Friday, April 26, 2013
Exhibit Hall Poster Area 1 (Convention Center)
Srecko Mavrek, New York City Dept. of Education, New York City, NY and Angela K. Beale, Adelphi University, Garden City, NY

Background/Purpose Most researchers believe that doping helped communist East Germany (GDR) to win a large number of Olympic and world gold medals and records from late 1960's to 1989. The aim of this research was to examine the influences and consequences of organized system of doping use on domination of international swimming by GDR women.

Method A literature review included journal papers, ISHOF publications, newspapers and websites. The data were analyzed thematically and contextualized within the historiographical framework.

Analysis/Results State Plan 14:25 was a state doctrine controlled by the Stasi (the GDR's secret police), to use steroids to ensure sporting success on an international stage as a way of showing the superiority of communist regime. Using doping, GDR women shattered 130 world records (79 of them from 1973 to 1976) and won more than half of all Olympic medals available to them from 1976 to 1988; almost two thirds of all world titles and a staggering 97 out of 104 European crowns in seven championships.

Conclusions The fall of the GDR and German unification made possible to discover the truth.
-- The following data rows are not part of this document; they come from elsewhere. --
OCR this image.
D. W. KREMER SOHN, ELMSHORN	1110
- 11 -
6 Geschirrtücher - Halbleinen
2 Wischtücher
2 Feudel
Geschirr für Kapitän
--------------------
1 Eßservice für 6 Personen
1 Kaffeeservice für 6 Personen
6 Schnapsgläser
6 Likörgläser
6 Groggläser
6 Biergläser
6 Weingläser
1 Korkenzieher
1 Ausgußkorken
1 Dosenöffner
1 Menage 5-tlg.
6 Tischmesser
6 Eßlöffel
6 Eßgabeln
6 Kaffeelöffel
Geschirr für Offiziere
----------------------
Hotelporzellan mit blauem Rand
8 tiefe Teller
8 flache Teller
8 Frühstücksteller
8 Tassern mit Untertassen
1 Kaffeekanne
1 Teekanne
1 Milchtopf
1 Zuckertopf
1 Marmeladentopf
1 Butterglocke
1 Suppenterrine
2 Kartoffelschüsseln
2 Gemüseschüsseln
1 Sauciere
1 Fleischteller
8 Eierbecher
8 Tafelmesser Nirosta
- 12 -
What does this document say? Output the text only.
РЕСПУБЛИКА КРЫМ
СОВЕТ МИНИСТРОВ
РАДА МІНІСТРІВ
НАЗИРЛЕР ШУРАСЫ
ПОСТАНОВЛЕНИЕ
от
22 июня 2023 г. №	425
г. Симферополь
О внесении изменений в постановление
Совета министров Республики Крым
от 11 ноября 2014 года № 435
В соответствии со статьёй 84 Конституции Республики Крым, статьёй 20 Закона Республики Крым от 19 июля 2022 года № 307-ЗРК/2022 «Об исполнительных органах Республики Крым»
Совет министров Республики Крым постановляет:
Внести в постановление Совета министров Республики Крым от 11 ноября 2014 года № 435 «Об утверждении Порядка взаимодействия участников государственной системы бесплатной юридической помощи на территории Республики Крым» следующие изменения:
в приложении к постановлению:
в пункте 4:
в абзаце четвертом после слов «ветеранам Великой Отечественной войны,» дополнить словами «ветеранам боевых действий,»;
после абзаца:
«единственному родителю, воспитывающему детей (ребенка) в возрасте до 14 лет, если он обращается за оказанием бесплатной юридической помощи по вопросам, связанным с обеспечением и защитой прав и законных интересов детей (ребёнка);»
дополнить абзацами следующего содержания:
In 1991, a group of 20 ex-GDR coaches confirmed that anabolic steroids were used in the GDR swimming. No GDR swimmer was ever caught or penalized for doping use. The IOC and FINA do not punish athletes retroactively without an admission by the athlete. In 2007 Germany finished paying out $4.1 million in compensation to 157 former athletes who were the victims of the systematic doping conducted in former GDR.